The website and the blog
I started up my website and blog again for a couple of reasons. The first that everyone will notice is that they’re here to help promote my work, to help sell books and photographs and to get some support and hopefully some work. I won’t deny that. I’m also getting it up and running, though, because it feels to me like a way that I and my work can do things that are of some value. The subjects that I write about and photograph the most are 1) the outdoors and outdoor activities and 2) places of which I have become enamored but which tend to remain off of most people’s radar—these include the northwest coast of Iceland, the southern tip of South America, the eastern shore of Nova Scotia, for examples.
About the first: I’ve written two guidebooks to the Pennsylvania outdoors, both of which will be coming out in second editions this year. I am also finishing up a guidebook to day trips on the mid-Atlantic Appalachian Trail. These books are not great literature; however, I am constantly running into people on the trails or in campgrounds who have my books and tell me how much they enjoy them and how helpful they have been for finding places to get away to. I love hearing that. It makes me feel that the work I enjoy doing actually does some good. I’m not solving major social problems writing these books, but not everyone is meant to do that kind of work. If I can help some people figure out how and where to spend a nice afternoon or weekend and feel good afterwards, especially outdoors, I’ve done my job happily. So as I develop this website and blog it is in part with the intention of helping people find some nice places to spend a little time.
About the second: Geez, I find myself traveling to the most peculiar places sometimes, typically because their appearance on a map excites my imagination. They tend to be places that many people would never think of going to, and then I fall in love with the places and the people who live in them. Places like the Westfjords and rural Canada and the Hopi reservation in Arizona have been so important to teaching me how to live, especially how to live with less than what I had come to believe is necessary. I am interested in sharing stories about the places I go that intrigue me, and the people who live there, and what I do when I go there. And perhaps in doing that I can convey a little bit about what those places teach me (and can teach others) about how to live without a lot of unnecessary nonsense and distractions.

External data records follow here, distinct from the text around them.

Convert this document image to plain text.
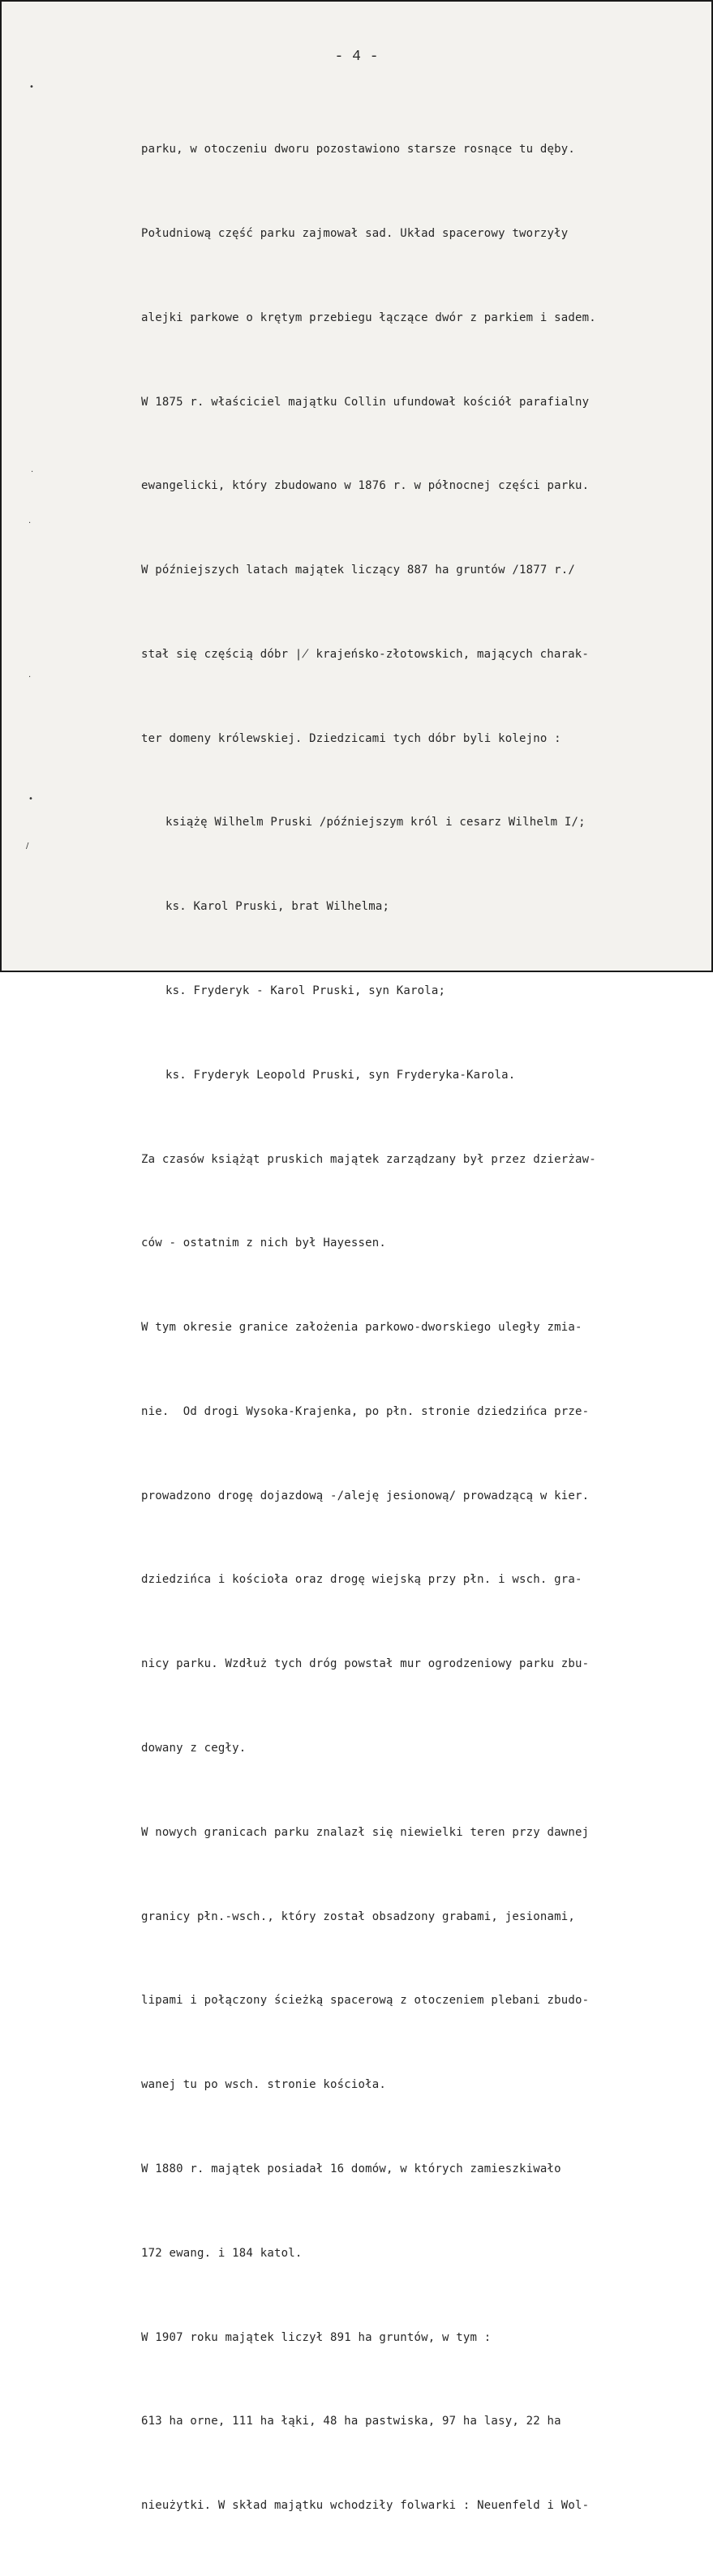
- 4 -
•
·
·
·
•
/

parku, w otoczeniu dworu pozostawiono starsze rosnące tu dęby.

Południową część parku zajmował sad. Układ spacerowy tworzyły

alejki parkowe o krętym przebiegu łączące dwór z parkiem i sadem.

W 1875 r. właściciel majątku Collin ufundował kościół parafialny

ewangelicki, który zbudowano w 1876 r. w północnej części parku.

W późniejszych latach majątek liczący 887 ha gruntów /1877 r./

stał się częścią dóbr ∤ krajeńsko-złotowskich, mających charak-

ter domeny królewskiej. Dziedzicami tych dóbr byli kolejno :

książę Wilhelm Pruski /późniejszym król i cesarz Wilhelm I/;

ks. Karol Pruski, brat Wilhelma;

ks. Fryderyk - Karol Pruski, syn Karola;

ks. Fryderyk Leopold Pruski, syn Fryderyka-Karola.

Za czasów książąt pruskich majątek zarządzany był przez dzierżaw-

ców - ostatnim z nich był Hayessen.

W tym okresie granice założenia parkowo-dworskiego uległy zmia-

nie.  Od drogi Wysoka-Krajenka, po płn. stronie dziedzińca prze-

prowadzono drogę dojazdową -/aleję jesionową/ prowadzącą w kier.

dziedzińca i kościoła oraz drogę wiejską przy płn. i wsch. gra-

nicy parku. Wzdłuż tych dróg powstał mur ogrodzeniowy parku zbu-

dowany z cegły.

W nowych granicach parku znalazł się niewielki teren przy dawnej

granicy płn.-wsch., który został obsadzony grabami, jesionami,

lipami i połączony ścieżką spacerową z otoczeniem plebani zbudo-

wanej tu po wsch. stronie kościoła.

W 1880 r. majątek posiadał 16 domów, w których zamieszkiwało

172 ewang. i 184 katol.

W 1907 roku majątek liczył 891 ha gruntów, w tym :

613 ha orne, 111 ha łąki, 48 ha pastwiska, 97 ha lasy, 22 ha

nieużytki. W skład majątku wchodziły folwarki : Neuenfeld i Wol-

So the website has a news section, which will tell of things that happen when I am out on the road doing my work, whether that be researching trails or campgrounds, or doing excursions and expeditions to wherever. It will have a section about my books, though I will wait to get that section up and going until the new editions come out. I’ll have a section on my photography, with slideshows and some way of selling prints or cards. And a section about talks and presentations that I give related to my work and projects.